Hasbro my3D brings 3D gaming, movies and photos to your iPhone
It seems the tech world is 3D-crazy these days, with myriad 3D TVs, cameras and now phones coming the market. I'm not convinced 3D TVs are going to garner mass appeal unless it's for gaming, but handheld gaming devices are another story. With the recent release of the Nintendo 3DS ($249) and several 3D smartphones (around $200) coming soon, the handheld 3D market is exploding. So when I first heard about a device from Hasbro that would bring the 3D experience to the iPhone and iPod for $35, I figured it would be a disappointment. I was wrong.
The Hasbro my3D system for the iPhone and iPod touch came out on Sunday exclusively at Target stores. I went to my local store and found an end-cap display that was about half sold-out. I was unaware they came in two color combinations (white/blue and black/blue) and thought I was getting a black one as shown on the box. If color matters to you, check the top flap of the box or open the front cover to confirm the color.
The my3D is basically a viewer and it requires no batteries. It looks like a View-Master on steroids and you use it with special apps available in the app store and for now at least, all the apps are free. At launch there were seven apps available, one of which is basically a demo app touting all the features of the device.
In the box you'll find the my3D viewer and four different adapter trays that are used to attach your device to the viewer. The trays will fit all iPhones from the 3G up and generation 2-4 iPods. The trays are marked in very small, raised type on the inside to tell you which tray works with each device. Each tray has cutouts for all buttons and the dock connector so you can access them at any time.
The trays attach by means of a spring-loaded hinge pin. Once the correct tray is attached you just slip your device in the tray and launch one of the apps, then follow the step-by-step instructions on the screen. Close the tray, slip your thumbs in the holes and look inside. Easy-peasy.
The best app to try first is the one called my3Dpresents, because it gives you a rundown on how to work the controls and also shows the different types of content you can view, including photos, game trailers, movie trailers and 3Net 3D television from the Discovery Channel, Sony and IMAX. You can download the apps in advance but none of them work without an activation code found in the my3D box. Once activated you can run the apps without the viewer and you'll see that it uses side-by-side images to achieve the 3D effect.
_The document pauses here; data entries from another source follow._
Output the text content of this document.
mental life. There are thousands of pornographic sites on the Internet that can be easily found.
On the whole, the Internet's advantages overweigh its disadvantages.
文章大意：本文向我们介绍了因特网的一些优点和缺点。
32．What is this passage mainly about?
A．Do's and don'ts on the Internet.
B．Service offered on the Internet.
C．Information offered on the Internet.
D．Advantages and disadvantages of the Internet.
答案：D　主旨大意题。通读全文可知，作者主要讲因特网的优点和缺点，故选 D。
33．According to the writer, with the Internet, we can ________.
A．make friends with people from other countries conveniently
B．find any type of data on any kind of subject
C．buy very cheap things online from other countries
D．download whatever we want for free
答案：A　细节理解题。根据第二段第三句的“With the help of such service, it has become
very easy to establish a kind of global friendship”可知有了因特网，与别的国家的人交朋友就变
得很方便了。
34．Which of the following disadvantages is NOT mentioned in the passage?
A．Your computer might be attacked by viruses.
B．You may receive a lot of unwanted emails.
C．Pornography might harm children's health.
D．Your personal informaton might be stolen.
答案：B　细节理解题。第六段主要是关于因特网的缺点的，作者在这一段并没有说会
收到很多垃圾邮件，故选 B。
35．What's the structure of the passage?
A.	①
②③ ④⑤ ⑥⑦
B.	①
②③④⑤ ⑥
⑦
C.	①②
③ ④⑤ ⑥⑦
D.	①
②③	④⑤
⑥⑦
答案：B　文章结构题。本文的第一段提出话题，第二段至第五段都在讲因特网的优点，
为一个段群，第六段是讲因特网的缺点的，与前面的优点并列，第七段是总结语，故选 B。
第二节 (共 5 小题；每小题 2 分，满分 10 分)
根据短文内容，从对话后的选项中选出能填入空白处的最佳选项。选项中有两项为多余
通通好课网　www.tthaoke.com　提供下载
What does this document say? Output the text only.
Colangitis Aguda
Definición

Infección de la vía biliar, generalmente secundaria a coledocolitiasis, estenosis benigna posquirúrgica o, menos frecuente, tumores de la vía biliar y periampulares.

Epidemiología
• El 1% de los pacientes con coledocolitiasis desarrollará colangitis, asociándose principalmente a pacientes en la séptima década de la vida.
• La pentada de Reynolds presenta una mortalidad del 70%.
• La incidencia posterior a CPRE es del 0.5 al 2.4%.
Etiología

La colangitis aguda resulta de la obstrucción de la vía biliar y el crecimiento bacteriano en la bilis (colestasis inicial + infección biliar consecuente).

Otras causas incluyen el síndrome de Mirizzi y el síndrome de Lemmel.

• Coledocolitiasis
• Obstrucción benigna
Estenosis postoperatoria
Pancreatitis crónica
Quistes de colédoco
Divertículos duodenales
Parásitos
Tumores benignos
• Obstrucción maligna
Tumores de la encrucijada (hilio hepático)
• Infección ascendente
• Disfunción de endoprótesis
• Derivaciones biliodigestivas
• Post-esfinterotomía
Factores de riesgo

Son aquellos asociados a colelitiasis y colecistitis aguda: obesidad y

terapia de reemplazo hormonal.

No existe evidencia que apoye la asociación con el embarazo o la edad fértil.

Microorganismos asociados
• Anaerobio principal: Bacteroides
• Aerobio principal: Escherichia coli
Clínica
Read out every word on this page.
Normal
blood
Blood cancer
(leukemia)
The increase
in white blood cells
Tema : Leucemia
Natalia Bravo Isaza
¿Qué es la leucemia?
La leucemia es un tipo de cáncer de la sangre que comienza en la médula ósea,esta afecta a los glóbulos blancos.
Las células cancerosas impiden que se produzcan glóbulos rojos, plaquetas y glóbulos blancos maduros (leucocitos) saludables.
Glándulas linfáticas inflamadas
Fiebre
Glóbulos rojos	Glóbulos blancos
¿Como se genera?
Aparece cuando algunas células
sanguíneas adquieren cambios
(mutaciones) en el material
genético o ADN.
I didn't expect much but I was wowed right away. The 3D photos really jump out at you. The movie and game trailers are really good too, although certain scenes are better than others. In the 3Net demo there is a shot with a barracuda and it looks like it's going to swim right off the screen. My wife, who because of her astigmatism usually cannot see 3D content like this, could see it right away in the my3D and commented about how good it was.
Game play is achieved by inserting your thumbs in the two holes at the bottom of the viewer. The you use your thumbs on the iPhone/iPod touch screen for game control, along with moving the viewer and yourself.
Currently there are six games available for the my3D system and all are free downloads:
- Tunnel Pilot - A futuristic racing game that reminds me of Star Wars pod racing in a tunnel.
- 360 Sharks - You become a shark and swim around, attacking fish and eating them so you can grow. (I found out I would never make it as a baby Great White)
- Sector 17 - A space shooter game that reminds me of the scene with Han Solo and Luke Skywalker in the Mellenium Falcon. This is a 360 game.
- Shatterstorm - Similar to the classic Atari Tempest game. The 3D effect and graphics on this one are not particularly good.
- Bubble Bolt - You are a cartoon fish in a bubble and you have to roll around different levels of an obstacle course. Similar to the popular Marble Blast game.
- TelePort: LA - You have been sent via teleport to the Santa Monica pier, where you are asked to spin around and find things based on clues. The 3D effect is OK but the questions are really silly and the objects too easy to find.
Of the six games, Sector 17 and Tunnel Pilot are the best. Some of the games are 360, meaning that you can stand up and spin around to explore the entire gaming space. That's a pretty cool experience but be careful. It's easy to start spinning around and lose track of where you are in the room. It looks like someone in the Hasbro legal department noticed this too because mine had a warning sticker on the box and the user manual that looked as if it were included late in the game.
For $35 the 3D experience delivered by the my3D system is excellent and it exceeded my expectations. The device itself is pretty big and clunky, however, and that will make it difficult for some people to hold to their face for long periods of time. I can't imagine watching a full-length movie with it pressed to my face, especially when there are more discreet options coming for that. I'm also not fond of looking like a Rebel Alliance scout using one of those big, electronic binoculars. (That's three Star Wars references in one a review. A new record!) I see this primarily as a gaming and entertainment system for kids who already have iPods. The my3D box shows mainly young adults, however, so we'll have to wait and see if Hasbro missed their marketing mark.
If you ever need to take creepy, magnified pictures of your eye looking through a hole, you can do that with the my3D too. Just turn on the front-facing camera on your iPhone 4 and snap away. Why? Because you can!